Stripping off the Pay-TV segment contribution, the YTD March gross adex weakened by 5.3% YoY to RM1.9b. Another challenging quarter for the media incumbents. The lacklustre gross adex performance in 1QCY15 (-5.3% YoY after stripping off the Pay-TV segment contribution) suggested that the local media players may likely be facing yet another challenging results season ahead. Based on our statistic, STAR’s gross print ads in 1QCY15 declined to RM252m (-3.5 YoY, -11.6% QoQ) while MEDIAC saw its gross print ads dipping to RM214m (-2.9% YoY, +1.9% QoQ). Meanwhile, MEDIA’s gross print adex plunged by 15.9% YoY (or -12.6% QoQ) to RM299m in 1QCY15, no thanks to the deteriorating adex performance in both Harian Metro and NST. On the FTA-TV segment front, MEDIA’s gross adex slipped 5.5% YoY (-15.3% QoQ) to RM609m in 1QCY15 as a result of the lower adspend recorded in both TV3 (- 9.8% YoY or -25.0% QoQ to RM253m) and NTV7 (-9.7% YoY or -11.5% QoQ to RM98m). Meanwhile, there is also a tendency where advertisers tend to shift their focus from the FTA-TV to Pay-TV segment (i.e. Astro) as the latter managed to buck the trend and recorded 26.3% YoY growth (or -5.0% QoQ) to RM1.43b. Having said that, despite the strong gross adex recorded in the Pay-TV segment in 1QCY15, the net earnings impact to Astro is expected to be minimal due to its hefty discount rate of more than 90%, based on our back-of-the-envelope calculation.

Followed the segment leader. The aggregate MEDIA’s Malay newspapers (Harian Metro and Berita Harian) gross adex has deteriorated by 12.3% YoY in 1QCY15 vs. the BM segment of 15.0% YoY while the STAR’s gross adex was lowered by 3.5% YoY in contrast to the English segment of -8.5% YoY during the same period. Thus, suggesting that advertisers still have the tendency to focus on advertising in the segment leader in both the BM and English segment (i.e. Harian Metro in the BM segment; the STAR in the English Segment). The trend, however, differed in the Chinese segment where MEDIAC’s gross adex deteriorated more than the segment (-2.9% YoY vs. -1.5% YoY) performance in 1QCY15. We believe, Oriental Daily Newspaper (a free Chinese-language daily newspaper) has gathered some traction at the expense of MEDIAC given the former’s gross adex surging 27% YoY to RM13.8m in 1QCY15. Having said that, we believe advertisers will still continue to rely on MEDIAC moving forward given the group controlled more than 70% Chinese daily circulation market share in the country with c.87% market share in the Chinese adspend.

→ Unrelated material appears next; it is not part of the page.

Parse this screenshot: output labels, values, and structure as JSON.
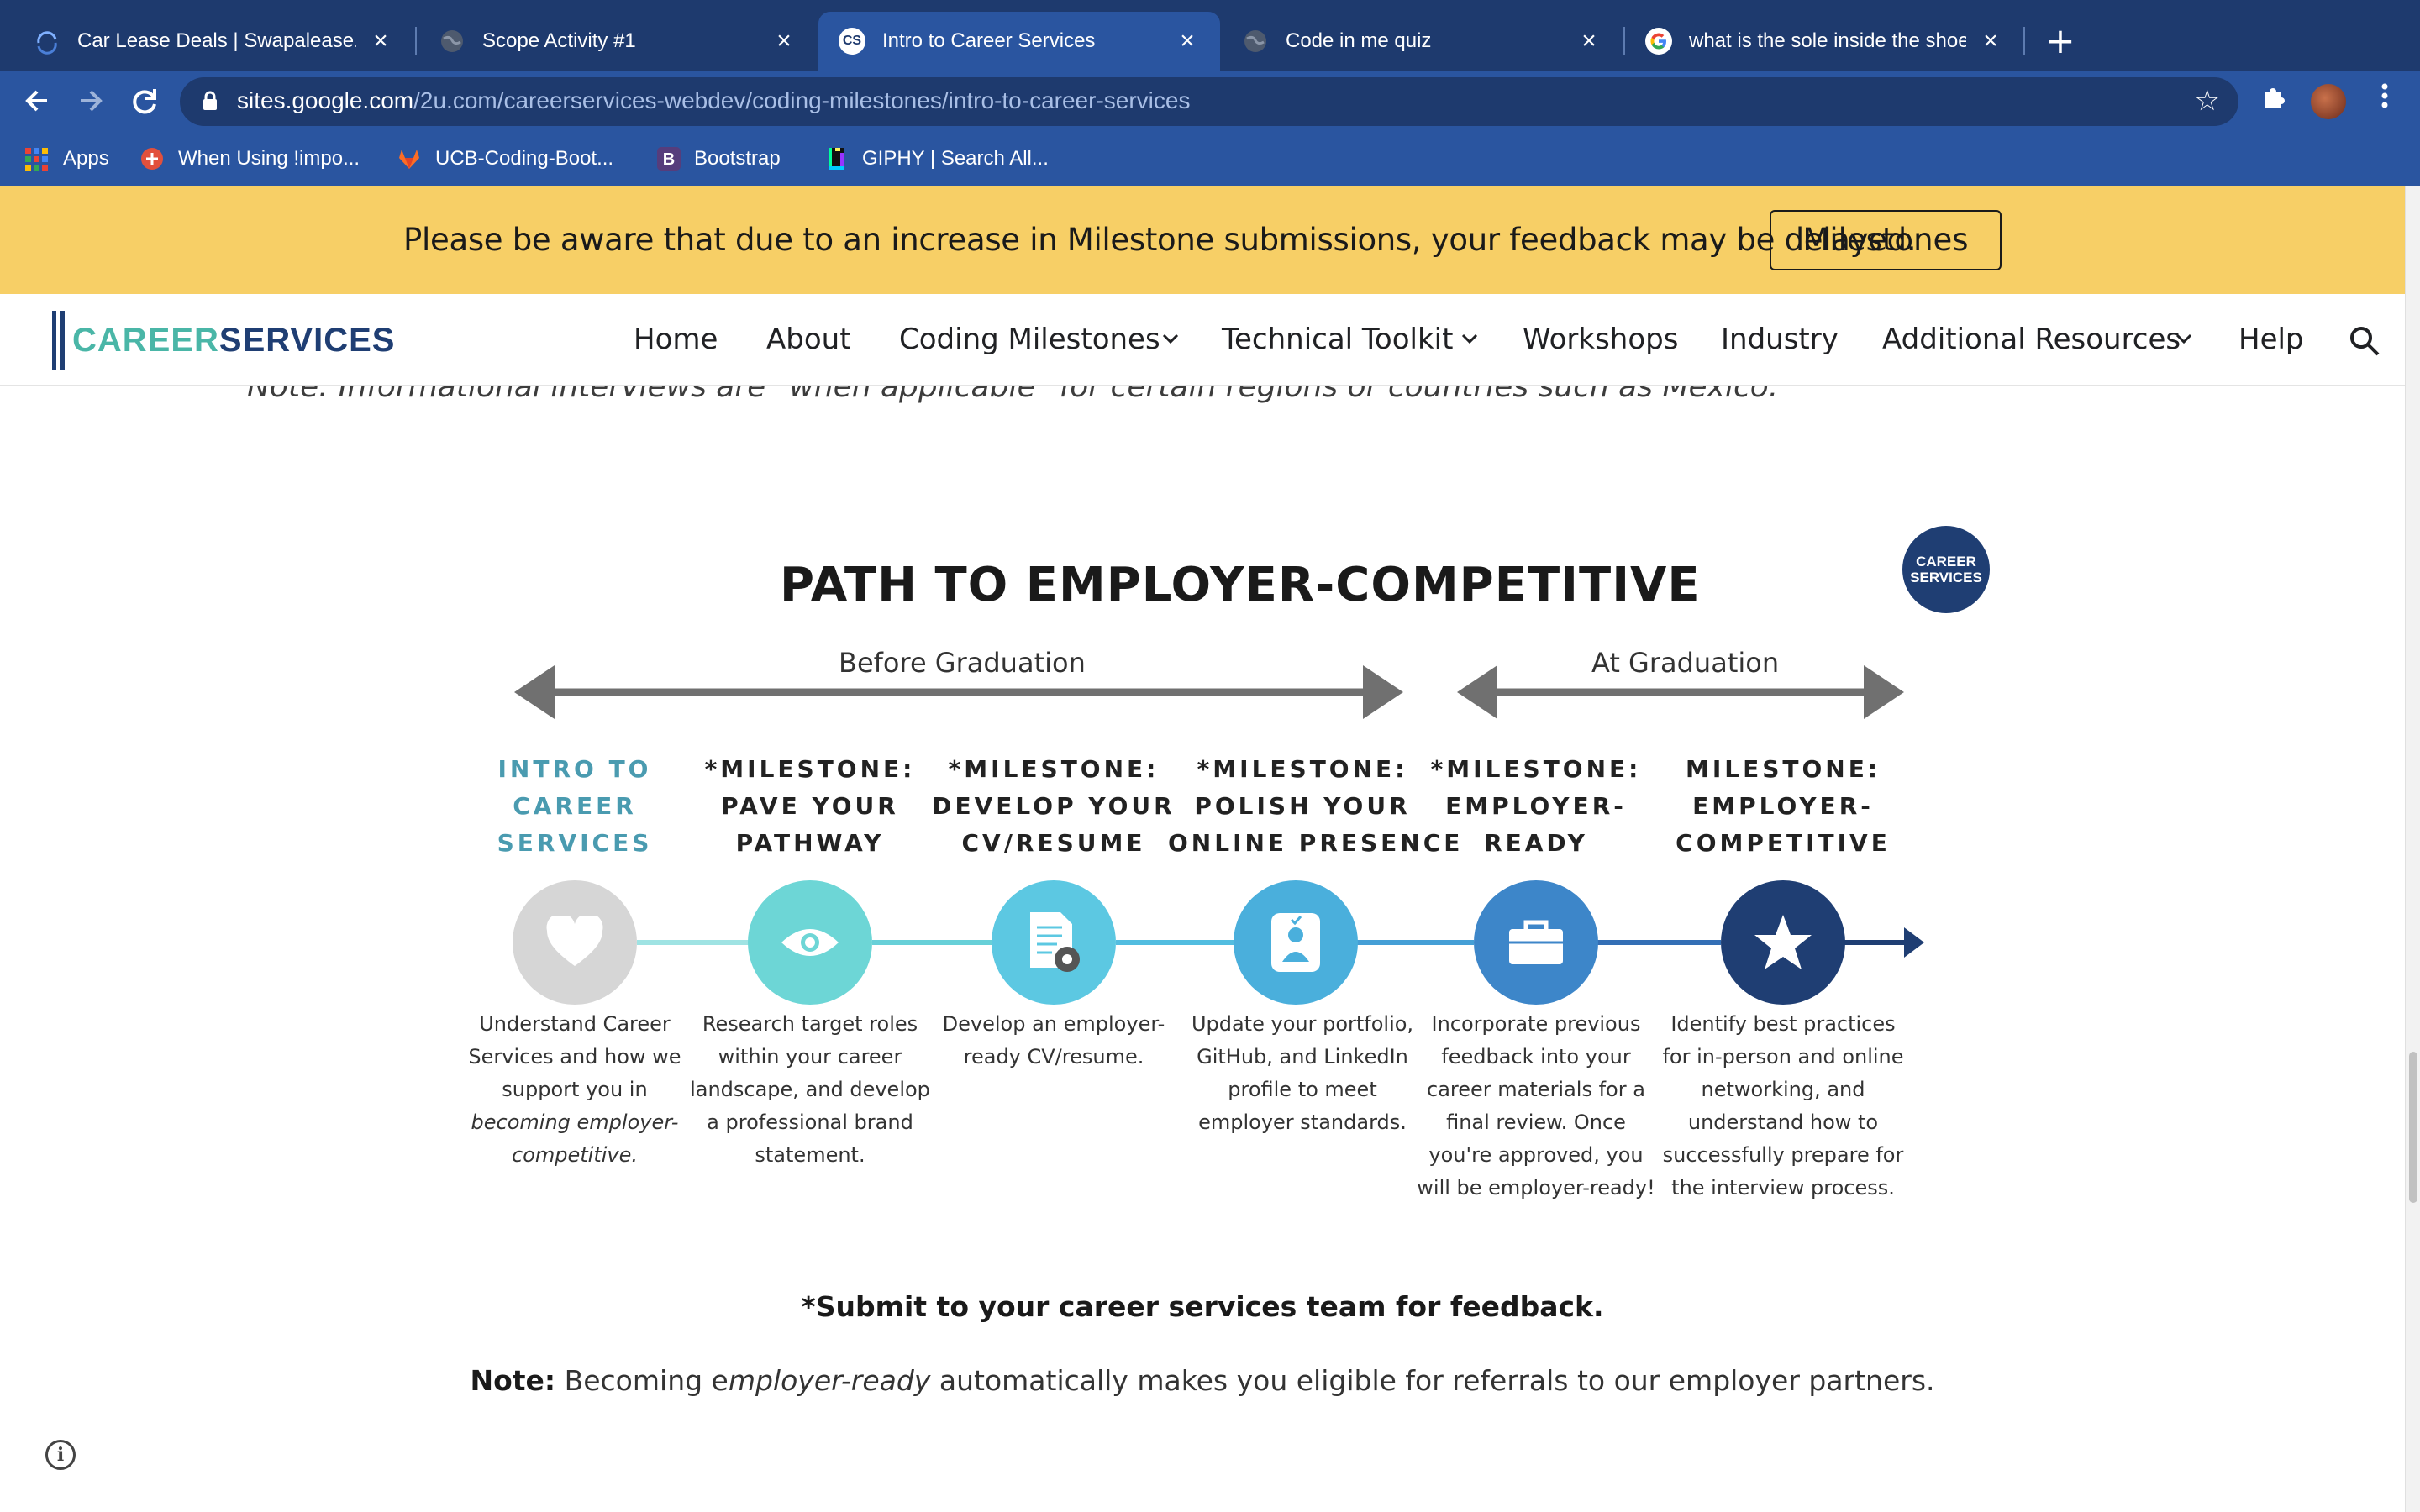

Our cautious 2015 adex outlook remains unchanged. Moving forward, our gloomy view on the sector’s outlook remains where we believe the GST and the recent reviews of RON95 petrol price (from RM1.70 to RM1.95/little) are likely to push up the inflation rate and thus lowering the consumer purchasing power as well as advertisers’ adspend appetite. Post-GST, we expect the market to take 3-6 months to digest the weak consumer sentiment, bringing the total gross adex annual growth rate to 5.1% (or 0.2% ex-Pay TV segment contribution) in CY15.